Remediation legal costs: are a new category of costs which (subject to reasonableness) ought to be fully recoverable under the EMA. The court set out specific (non-exclusive) examples of remediation legal costs:

  • advising the client;
  • negotiating with the government;
  • creating a remediation plan;
  • obtaining regulatory approvals;
  • executing the remediation plan;
  • investigating other responsible persons; and
  • negotiating and drafting remediation agreements.

The immediate effect of this is to increase the amount that can be recovered by successful plaintiffs.

However, the new framework also creates numerous potential issues for remediating parties, suggesting that the future of recovering costs in cost-recovery actions may not be as clear-cut. Some potential issues include:

  1. Excessive claims for remediation legal costs: the new framework incentivizes plaintiffs to potentially ‘front-load’ legal work, so that activity which would usually be done as part of litigation in the normal course of a lawsuit, is done more pro-actively before a case is commenced. Defendants will need to closely analyse what is being claimed. Arguably, the types of cost set out by the court are limited and in most cases should not represent a large part of the quantum of costs. However, it is expected that these issues may be hotly contested in future litigation.
  2. Increased role for lawyers in remediation: This decision allows recovery of costs incurred and encourages parties to engage lawyers early on. This should be welcomed by clients seeking to navigate a complicated legal and regulatory landscape.
  3. Reasonableness of legal costs: in considering how the reasonableness of legal costs is to be assessed, the court made reference to the Legal Profession Act and related cases.[3] This methodology raises the possibility that counsel at trial will be required to defend their own conduct on a file. Litigating such issues will no doubt be complicated and contentious.
  4. Waiver of privilege: remediating parties will now have to proceed on the basis that much of their correspondence with their lawyers may potentially be disclosed in court. The court in Victory Motors specifically advised lawyers dealing with such matters to maintain separate files and bills. However, this may prove to be a complicated issue.
  5. Betterment claims: the Court of Appeal expressly refused to rule on whether awards for betterment (reducing the value of EMA cost recovery awards because a plaintiff achieved an increase in the value of their land). This remains an open question in British Columbia.

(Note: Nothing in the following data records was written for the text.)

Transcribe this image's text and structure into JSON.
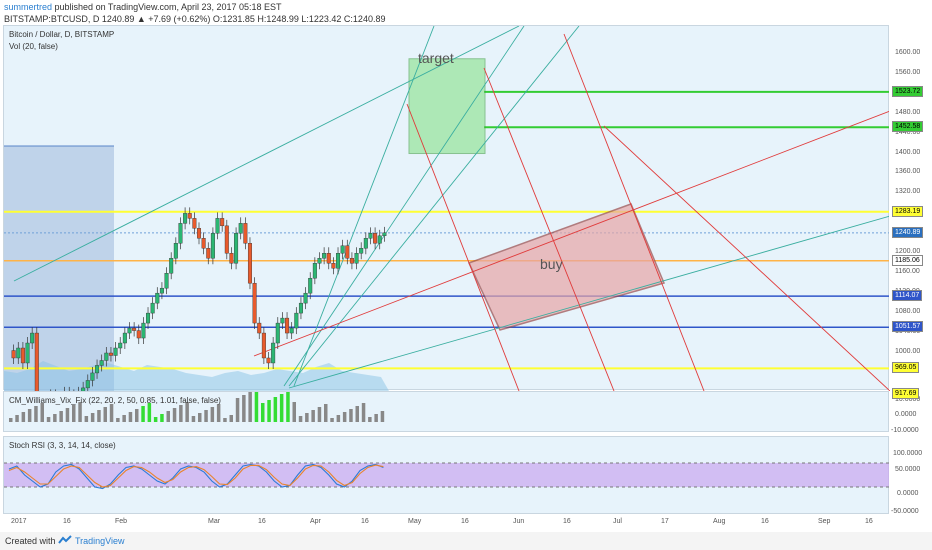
{
  "header": {
    "author": "summertred",
    "published": "published on TradingView.com, April 23, 2017 05:18 EST",
    "ohlc_line": "BITSTAMP:BTCUSD, D  1240.89  ▲ +7.69 (+0.62%)  O:1231.85  H:1248.99  L:1223.42  C:1240.89"
  },
  "main_pane": {
    "symbol_label": "Bitcoin / Dollar, D, BITSTAMP",
    "vol_label": "Vol (20, false)",
    "target_label": "target",
    "buy_label": "buy",
    "price_ticks": [
      "1600.00",
      "1560.00",
      "1520.00",
      "1480.00",
      "1440.00",
      "1400.00",
      "1360.00",
      "1320.00",
      "1280.00",
      "1240.00",
      "1200.00",
      "1160.00",
      "1120.00",
      "1080.00",
      "1040.00",
      "1000.00"
    ],
    "price_tags": [
      {
        "text": "1523.72",
        "bg": "#33cc33",
        "color": "#000"
      },
      {
        "text": "1452.58",
        "bg": "#33cc33",
        "color": "#000"
      },
      {
        "text": "1283.19",
        "bg": "#ffff33",
        "color": "#000"
      },
      {
        "text": "1240.89",
        "bg": "#2a6fbf",
        "color": "#fff"
      },
      {
        "text": "1185.06",
        "bg": "#ffffff",
        "color": "#000"
      },
      {
        "text": "1114.07",
        "bg": "#2f55c9",
        "color": "#fff"
      },
      {
        "text": "1051.57",
        "bg": "#2f55c9",
        "color": "#fff"
      },
      {
        "text": "969.05",
        "bg": "#ffff33",
        "color": "#000"
      },
      {
        "text": "917.69",
        "bg": "#ffff33",
        "color": "#000"
      }
    ]
  },
  "williams_pane": {
    "label": "CM_Williams_Vix_Fix (22, 20, 2, 50, 0.85, 1.01, false, false)",
    "ticks": [
      "10.0000",
      "0.0000",
      "-10.0000"
    ]
  },
  "stoch_pane": {
    "label": "Stoch RSI (3, 3, 14, 14, close)",
    "ticks": [
      "100.0000",
      "50.0000",
      "0.0000",
      "-50.0000"
    ]
  },
  "time_axis": [
    "2017",
    "16",
    "Feb",
    "Mar",
    "16",
    "Apr",
    "16",
    "May",
    "16",
    "Jun",
    "16",
    "Jul",
    "17",
    "Aug",
    "16",
    "Sep",
    "16"
  ],
  "footer": {
    "created_with": "Created with",
    "brand": "TradingView"
  },
  "colors": {
    "green": "#33cc33",
    "yellow": "#ffff33",
    "blue": "#2f55c9",
    "orange": "#ffb347",
    "red": "#e03b3b",
    "teal": "#3aaea0"
  },
  "chart_data": {
    "type": "candlestick",
    "title": "Bitcoin / Dollar, D, BITSTAMP",
    "horizontal_levels": [
      1523.72,
      1452.58,
      1283.19,
      1240.89,
      1185.06,
      1114.07,
      1051.57,
      969.05,
      917.69
    ],
    "last_price": 1240.89,
    "ohlc_last": {
      "open": 1231.85,
      "high": 1248.99,
      "low": 1223.42,
      "close": 1240.89,
      "change": 7.69,
      "change_pct": 0.62
    },
    "target_zone": {
      "label": "target",
      "price_range": [
        1400,
        1590
      ]
    },
    "buy_zone": {
      "label": "buy"
    },
    "close_series": [
      1005,
      990,
      1010,
      980,
      1020,
      1040,
      905,
      880,
      895,
      915,
      900,
      910,
      920,
      915,
      905,
      920,
      930,
      945,
      960,
      975,
      985,
      1000,
      995,
      1010,
      1020,
      1040,
      1050,
      1045,
      1030,
      1060,
      1080,
      1100,
      1120,
      1130,
      1160,
      1190,
      1220,
      1260,
      1280,
      1270,
      1250,
      1230,
      1210,
      1190,
      1240,
      1270,
      1255,
      1200,
      1180,
      1240,
      1260,
      1220,
      1140,
      1060,
      1040,
      990,
      980,
      1020,
      1060,
      1070,
      1040,
      1050,
      1080,
      1100,
      1120,
      1150,
      1180,
      1190,
      1200,
      1180,
      1170,
      1200,
      1215,
      1190,
      1180,
      1200,
      1210,
      1230,
      1240,
      1220,
      1235,
      1241
    ],
    "stoch_k": [
      80,
      90,
      60,
      40,
      20,
      30,
      70,
      90,
      95,
      80,
      50,
      20,
      15,
      30,
      60,
      85,
      90,
      80,
      60,
      40,
      30,
      50,
      80,
      90,
      85,
      70,
      40,
      20,
      30,
      60,
      90,
      95,
      90,
      70,
      40,
      20,
      25,
      60,
      90,
      95,
      85,
      60,
      30,
      20,
      40,
      75,
      90,
      95,
      85
    ],
    "stoch_d": [
      75,
      85,
      70,
      50,
      30,
      30,
      55,
      80,
      90,
      85,
      60,
      35,
      20,
      25,
      50,
      75,
      88,
      85,
      70,
      50,
      35,
      45,
      70,
      85,
      88,
      78,
      55,
      30,
      28,
      50,
      80,
      92,
      92,
      78,
      52,
      30,
      25,
      50,
      80,
      92,
      90,
      70,
      42,
      25,
      35,
      65,
      85,
      93,
      88
    ]
  }
}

While beyond the scope of this article, the court in Victory Motors also commented on the effect of certain provisions of the EMA in the context of a share sale. This is a complex and fact-dependent issue and anyone considering buying land or shares where environmental contamination is at issue should seek legal advice.

Victory Motors provides a detailed analysis of the history of the EMA, and a framework for the treatment of legal costs in future cases. It will be a critical case in the development of litigation in this area.

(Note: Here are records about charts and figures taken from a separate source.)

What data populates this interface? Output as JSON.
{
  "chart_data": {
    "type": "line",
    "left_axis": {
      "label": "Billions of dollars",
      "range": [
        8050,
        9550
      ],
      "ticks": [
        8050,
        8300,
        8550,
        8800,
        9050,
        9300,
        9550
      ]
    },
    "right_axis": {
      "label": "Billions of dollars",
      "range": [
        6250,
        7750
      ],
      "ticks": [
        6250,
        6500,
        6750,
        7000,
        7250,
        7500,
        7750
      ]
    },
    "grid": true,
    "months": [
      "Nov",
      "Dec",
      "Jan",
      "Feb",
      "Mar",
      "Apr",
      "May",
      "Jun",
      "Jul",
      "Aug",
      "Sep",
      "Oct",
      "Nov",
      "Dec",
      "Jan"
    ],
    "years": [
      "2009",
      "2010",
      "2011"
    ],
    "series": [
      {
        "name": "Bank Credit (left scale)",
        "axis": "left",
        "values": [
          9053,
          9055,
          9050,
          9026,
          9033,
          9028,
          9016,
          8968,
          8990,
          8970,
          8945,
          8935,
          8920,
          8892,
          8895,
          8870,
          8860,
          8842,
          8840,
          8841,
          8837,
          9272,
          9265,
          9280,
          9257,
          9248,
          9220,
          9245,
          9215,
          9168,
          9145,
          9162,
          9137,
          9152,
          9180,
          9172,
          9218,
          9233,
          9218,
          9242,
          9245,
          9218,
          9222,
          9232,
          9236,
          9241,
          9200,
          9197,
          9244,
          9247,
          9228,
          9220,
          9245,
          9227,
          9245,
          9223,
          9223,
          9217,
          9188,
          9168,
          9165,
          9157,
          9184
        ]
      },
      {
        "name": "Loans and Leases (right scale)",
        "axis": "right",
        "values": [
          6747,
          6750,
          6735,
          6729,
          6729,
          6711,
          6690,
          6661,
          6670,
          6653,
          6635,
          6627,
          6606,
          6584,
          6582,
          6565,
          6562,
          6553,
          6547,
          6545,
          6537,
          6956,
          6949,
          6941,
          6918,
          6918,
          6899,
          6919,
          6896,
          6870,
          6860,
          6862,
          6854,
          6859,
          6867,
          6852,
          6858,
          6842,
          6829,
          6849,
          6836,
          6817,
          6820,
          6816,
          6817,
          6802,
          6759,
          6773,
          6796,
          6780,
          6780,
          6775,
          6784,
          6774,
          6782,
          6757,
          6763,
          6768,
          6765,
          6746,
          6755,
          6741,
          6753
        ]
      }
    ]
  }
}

[1] Victory Motors (Abbotsford) Ltd. v. Actton Super-Save Gas Stations Ltd., 2021 BCCA 129 (“Victory Motors”)

[2] Canadian National Railway Company et al. v. A.B.C. Recycling Ltd.,2005 BCSC 647; Canadian National Railway Co. v. A.B.C. Recycling Ltd.,2006 BCCA 429; and Gehring et al. v. Chevron Canada Limited et al.,2007 BCSC 468

[3] Legal Profession Act, S.B.C. 1998, c.9; Yule v Saskatoon (City), (1995) 1 D.L.R. (2d) 540 (Sask. C.A.)